Книги

Приношение Гермесу

22
18
20
22
24
26
28
30

Маргарита (μαργαριτης) – имя, которое используется в герметике с тех пор, как люди начали говорить по-гречески.[99] Это слово означает «жемчужина», и оно входит в заглавие классического трактата Петруса Бонуса из Феррары Pretiosa Margarita Novella (1546), посвящённого философскому Деланию. Исток данного термина, означающего женскую субстанцию, можно найти в замечательной гностической поэме Песня о Жемчужине (или Песнь Апостола Иуды Фомы, воспетая им в земле индийской),[100] каковая описывает операцию извлечения героем Жемчужины из пасти дракона. Цель этой операции – восстановление «сломанного меча» легенды о tabula rotunda, возвращение пневмой своей собственности и воссоединение с Драгоценной Жемчужиной, anima lucida, которая пребывает в пасти дракона, в огнедышащей тьме материального мира. Это герметический брак, два аспекта коего представлены на Шестом Аркане французской колоды Таро (совершенно излишне говорить, что речь здесь не идёт о браке в земном понимании, поскольку земля герметика, его твердь – «твердь небесная» Ветхого Завета, и именно на ней стоят персонажи герметической колоды карт).[101] Конечный этап операции осуществляется при посредстве aqua divina, «воды, что убивает живое и оживляет мёртвое», как сказал Останес, и два аспекта которой в русских сказках приняли вид отдельных субстанций – «воды живой» и «воды мёртвой»; в романе Булгакова её приносит Азазелло под видом фалернского вина. На предназначенность Маргариты для этого брака эксплицитно указывает её ритуальное омовение в реке в компании нимф: нимфа Галена (Γαληνη) – материя Делания и одно из значений буквы «G» в символизме масонства. По окончании операции «Вавилонская Блудница» становится Девой, она теряет свою «ядовитость» и обретает чистоту: «На его глазах лицо отравленной менялось. Даже в наступавших грозовых сумерках видно было, как исчезало её временное ведьмино косоглазие и жестокость и буйность черт. Лицо покойной посветлело и, наконец, смягчилось, и оскал её стал не хищным, а просто женственным страдальческим оскалом. Тогда Азазелло разжал её белые зубы и влил в рот несколько капель того самого вина, которым её и отравил». Это первая трансмутация.

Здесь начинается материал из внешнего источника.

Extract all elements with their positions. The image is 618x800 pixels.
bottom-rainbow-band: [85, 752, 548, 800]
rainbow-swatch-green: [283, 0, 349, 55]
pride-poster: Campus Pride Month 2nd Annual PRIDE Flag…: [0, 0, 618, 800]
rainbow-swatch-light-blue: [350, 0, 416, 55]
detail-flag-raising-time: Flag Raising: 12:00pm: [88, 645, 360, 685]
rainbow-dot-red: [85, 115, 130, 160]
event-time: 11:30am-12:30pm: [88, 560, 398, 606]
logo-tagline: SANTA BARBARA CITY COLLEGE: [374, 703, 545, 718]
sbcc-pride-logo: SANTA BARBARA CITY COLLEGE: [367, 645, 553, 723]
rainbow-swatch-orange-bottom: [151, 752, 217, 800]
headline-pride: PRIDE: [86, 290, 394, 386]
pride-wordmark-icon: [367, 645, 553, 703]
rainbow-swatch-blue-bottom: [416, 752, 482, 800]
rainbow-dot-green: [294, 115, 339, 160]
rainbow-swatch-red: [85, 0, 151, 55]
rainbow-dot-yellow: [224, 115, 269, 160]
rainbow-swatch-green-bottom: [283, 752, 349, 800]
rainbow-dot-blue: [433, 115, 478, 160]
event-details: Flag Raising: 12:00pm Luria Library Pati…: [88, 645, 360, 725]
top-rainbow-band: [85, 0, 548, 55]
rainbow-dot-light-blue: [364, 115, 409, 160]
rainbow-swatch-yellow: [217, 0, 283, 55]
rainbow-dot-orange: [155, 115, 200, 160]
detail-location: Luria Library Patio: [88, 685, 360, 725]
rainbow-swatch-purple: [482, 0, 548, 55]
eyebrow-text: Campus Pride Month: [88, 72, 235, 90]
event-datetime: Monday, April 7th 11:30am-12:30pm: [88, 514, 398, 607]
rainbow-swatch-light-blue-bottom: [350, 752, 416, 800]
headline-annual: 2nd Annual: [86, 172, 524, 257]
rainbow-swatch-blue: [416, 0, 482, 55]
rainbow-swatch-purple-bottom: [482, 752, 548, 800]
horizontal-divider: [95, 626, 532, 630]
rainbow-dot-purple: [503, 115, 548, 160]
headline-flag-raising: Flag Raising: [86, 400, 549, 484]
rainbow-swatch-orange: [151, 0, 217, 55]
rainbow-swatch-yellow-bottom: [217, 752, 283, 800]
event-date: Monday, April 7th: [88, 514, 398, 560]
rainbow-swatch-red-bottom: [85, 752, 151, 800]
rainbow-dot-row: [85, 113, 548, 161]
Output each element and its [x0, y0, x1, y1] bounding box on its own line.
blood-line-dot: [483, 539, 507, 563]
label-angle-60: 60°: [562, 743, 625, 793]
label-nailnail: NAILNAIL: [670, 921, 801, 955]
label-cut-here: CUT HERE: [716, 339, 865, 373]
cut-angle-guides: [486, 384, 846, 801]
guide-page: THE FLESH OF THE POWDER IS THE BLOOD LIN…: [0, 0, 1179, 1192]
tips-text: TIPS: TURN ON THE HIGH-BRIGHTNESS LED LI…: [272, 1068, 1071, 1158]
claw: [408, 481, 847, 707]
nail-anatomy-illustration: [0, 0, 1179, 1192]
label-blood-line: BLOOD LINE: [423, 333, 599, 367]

Неполнота представленного в романе герметического цикла неоднократно подчёркивается Булгаковым нумерологически. Иешуа и Пилат встречаются в Ершалаиме, городе, который похож названием на Иерусалим, но не в точности он. На иврите название этого города Ерушалаим, ירושלם (сумма гематрии 586, что даёт 10, число полноты); город же, описанный Булгаковым – Ершалаим, ירשלם (его сумма 580 и она даёт числа 13 и 4, на вульгарном языке называемые «дьявольскими»).[102] «Место покоя», где герой должен будет «вылепить нового гомункула», то есть завершить Делание и обрести свет, его «вечный дом» (а точнее было бы сказать, вечностный) описывается в романе дважды. В первый раз это сон, увиденный Маргаритой накануне встречи с Азазелло: «Приснилась неизвестная Маргарите местность – безнадёжная, унылая, под пасмурным небом ранней весны. Приснилось это клочковатое бегущее серенькое небо, а под ним беззвучная стая грачей. Какой-то корявый мостик. Под ним мутная весенняя речонка, безрадостные, нищенские, полуголые деревья, одинокая осина, а далее, – меж деревьев, – бревенчатое зданьице, не то оно – отдельная кухня, не то баня, не то чёрт знает что. Неживое всё кругом какое-то и до того унылое, что так и тянет повеситься на этой осине у мостика. Ни дуновения ветерка, ни шевеления облака и ни живой души. Вот адское место для живого человека!» Во второй раз, это награда, полученная мастером: «Пропали и чёрные кони. Мастер и Маргарита увидели обещанный рассвет. Он начинался тут же, непосредственно после полуночной луны. Мастер шёл со своею подругой в блеске первых утренних лучей через каменистый мшистый мостик. Он пересёк его. Ручей остался позади верных любовников, и они шли по песчаной дороге.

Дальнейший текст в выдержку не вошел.